Things go south almost from the beginning. Jodi meets the needy, addictive Miranda in a motel; they slide into a relationship almost immediately, and Miranda convinces her to kidnap her three young sons who are being cared for by her ex, a washed-up country singer. They also pick up Ricky, who is by now a strange and quiet young man. The three adults and three children head on up to West Virginia, where Jodi grew up, to her grandmother’s old cabin on remote mountainous land.
Both dense and slow, this novel appears to have multiple aims: to show the odds stacked against long-time prisoners who are released; the complex homecoming of queer people into a conservative community; the relentless struggle to keep a family fed in an area with few jobs; the opioids, pills and other drugs proliferating across Appalachia; the beauty of the land; the destruction of that same land by fracking; tensions and jealousy within lesbian relationships; and West Virginians whose hard lives lead to early aging.
This is too much for the novel; it is weighted down by the many threads it is required to support, and no thread is explored with sufficient delicacy or depth. In addition, it moves back and forth between Jodi’s crew in the present, and Jodi’s past life that ended in the prison sentence.
The characters are not particularly empathetic. All of them have miserable histories and are struggling with poverty, addiction, or sexuality. Jodi, it turns out, had been imprisoned for shooting her girlfriend. Her quixotic attempt to rescue Ricky never seems very convincing. Miranda is a casual mother whose children seem no more than appendages and affirmation of her own needs; she abandons them without a second thought when drugs or other entertainment appear.

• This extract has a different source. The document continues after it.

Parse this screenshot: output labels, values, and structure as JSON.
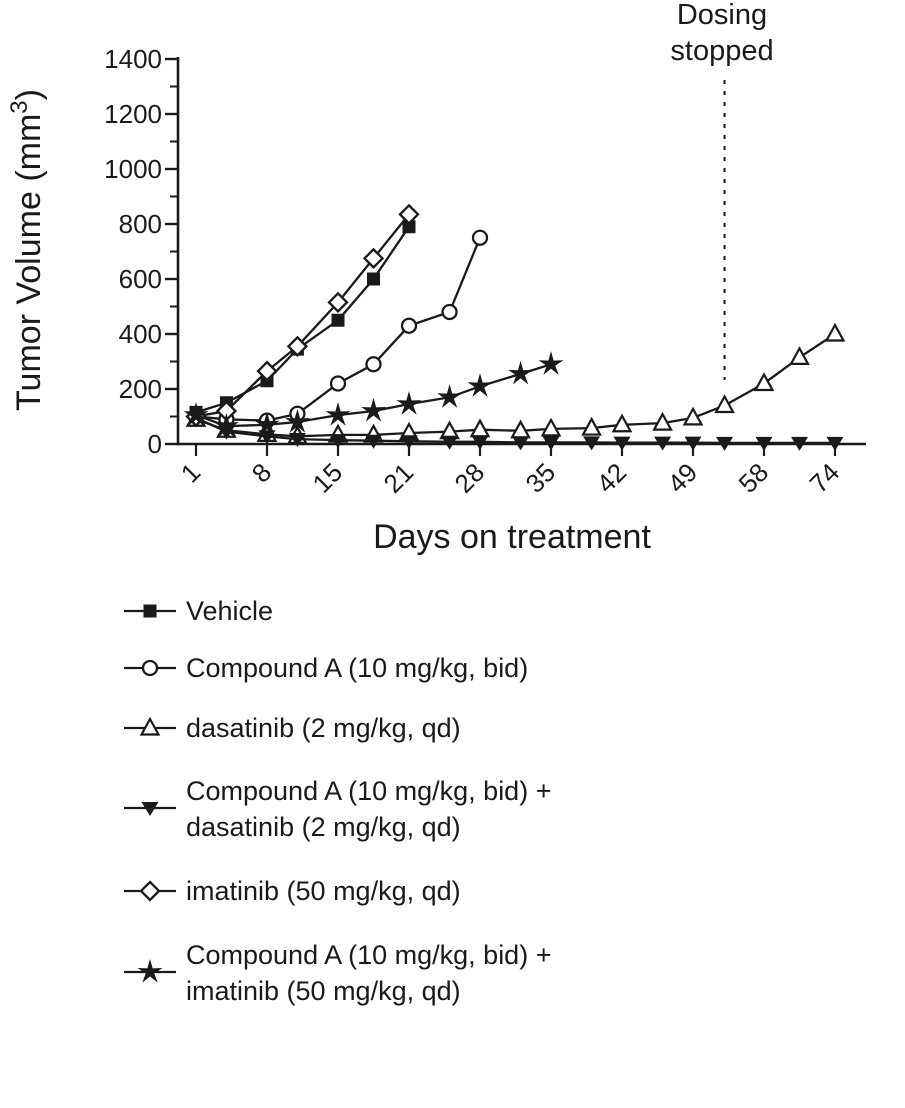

Jodi’s brother Dennis immediately inveigles her into storing drugs, and is suspicious of the relationship between her and Miranda.
“Hey”, he said, looking straight at Jodi. “You and Miranda got some kind of sick shit going on up here?”
Jodi froze.
There was a flint edge to Dennis’s voice that buried itself deep inside Jodi.

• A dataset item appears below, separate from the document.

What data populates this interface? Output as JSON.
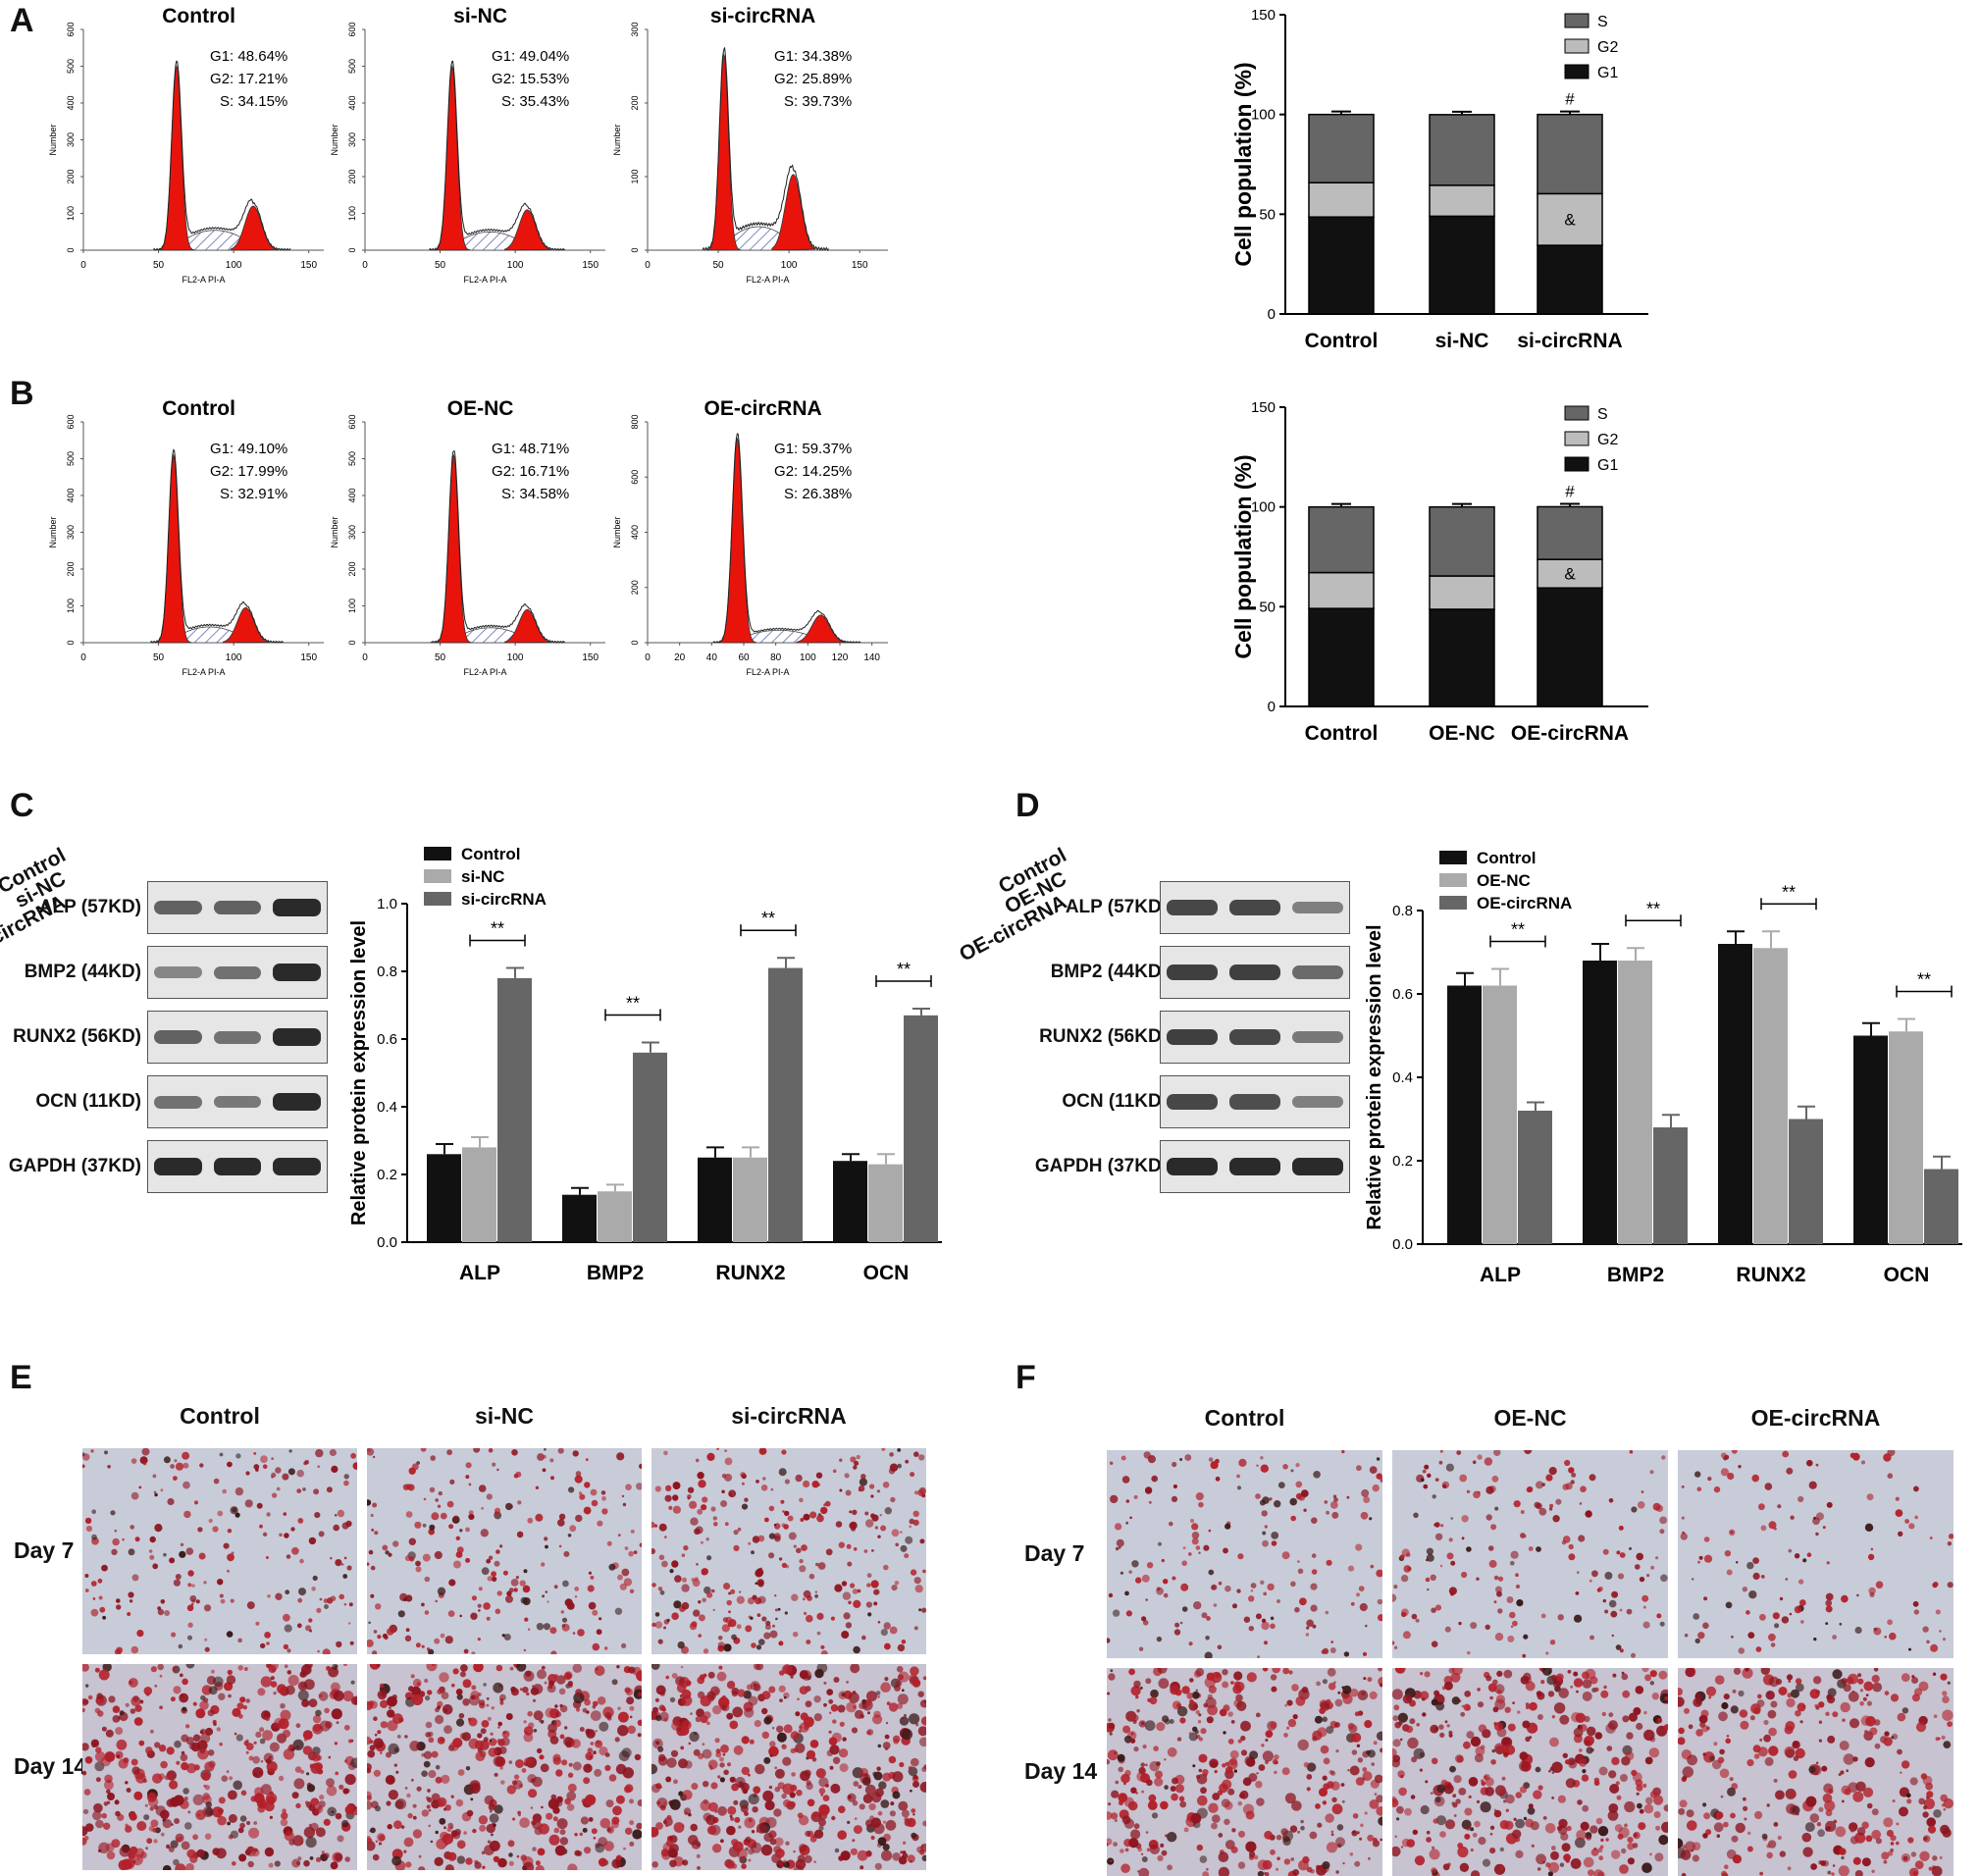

“No”, she whispered, the word coming out before she even had time to think, a slap of a reaction that left her dull and defeated. She hated that this was her first response and tried to tell herself that she only wanted privacy, but there was something else there, the scent of self-hatred as ripe and familiar as her own shit.
“I can’t stand to think of those boys growing up around something sick like that.”

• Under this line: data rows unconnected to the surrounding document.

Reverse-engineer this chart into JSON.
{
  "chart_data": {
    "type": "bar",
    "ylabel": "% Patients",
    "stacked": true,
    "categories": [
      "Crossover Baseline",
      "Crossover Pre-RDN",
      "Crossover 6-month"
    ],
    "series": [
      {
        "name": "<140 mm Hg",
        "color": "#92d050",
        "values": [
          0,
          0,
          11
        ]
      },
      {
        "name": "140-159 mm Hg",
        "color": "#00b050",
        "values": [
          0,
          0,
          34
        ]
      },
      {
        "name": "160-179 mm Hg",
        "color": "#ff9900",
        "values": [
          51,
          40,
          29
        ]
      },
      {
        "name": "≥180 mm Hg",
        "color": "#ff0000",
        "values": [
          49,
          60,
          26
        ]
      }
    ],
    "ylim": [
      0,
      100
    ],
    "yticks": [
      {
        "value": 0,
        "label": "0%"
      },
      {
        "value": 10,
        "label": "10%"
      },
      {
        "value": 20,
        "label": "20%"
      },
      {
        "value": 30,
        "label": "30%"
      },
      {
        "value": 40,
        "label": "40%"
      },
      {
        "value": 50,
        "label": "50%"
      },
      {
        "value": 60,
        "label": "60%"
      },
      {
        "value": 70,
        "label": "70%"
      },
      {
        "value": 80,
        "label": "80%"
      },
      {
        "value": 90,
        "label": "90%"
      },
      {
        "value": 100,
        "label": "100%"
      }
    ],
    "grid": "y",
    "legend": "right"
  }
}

The writing is punchy and pointed, as seen above, and with a tighter, leaner plot, could have been more powerful.
Perhaps more puzzling than the many storylines is what is left out. Jodi’s attempts to fit back into her community might have been a story in itself, but there are huge gaps: 18 years in prison, but she appears to notice few changes in the world between 1989 and 2007. Having spent her days in cells and prison yard, she has no trouble driving a car, looking after small children, or handling medical crises using homegrown remedies. Additional threads lead nowhere:
Frances had filled out the empty corners of Jodi’s days with her easy laughter and bright eyes, and it was not until it had already started that Jodi had realized they were dating.
Frances is never mentioned again, and Jodi seems to have no interest in finding her.
There are occasionally evocative sentences about the land:
Route 3 wound in from the south end of the county toward Lewisville, where the ridges dropped back and the Milk River valley opened wide, the jagged paths of ancient icebergs visible in the huge boulders, tipped as if still in midmotion.
The author’s affection for the mountains of Appalachia comes through, but unfortunately the overloaded plot is not enough to sustain the reader through this novel.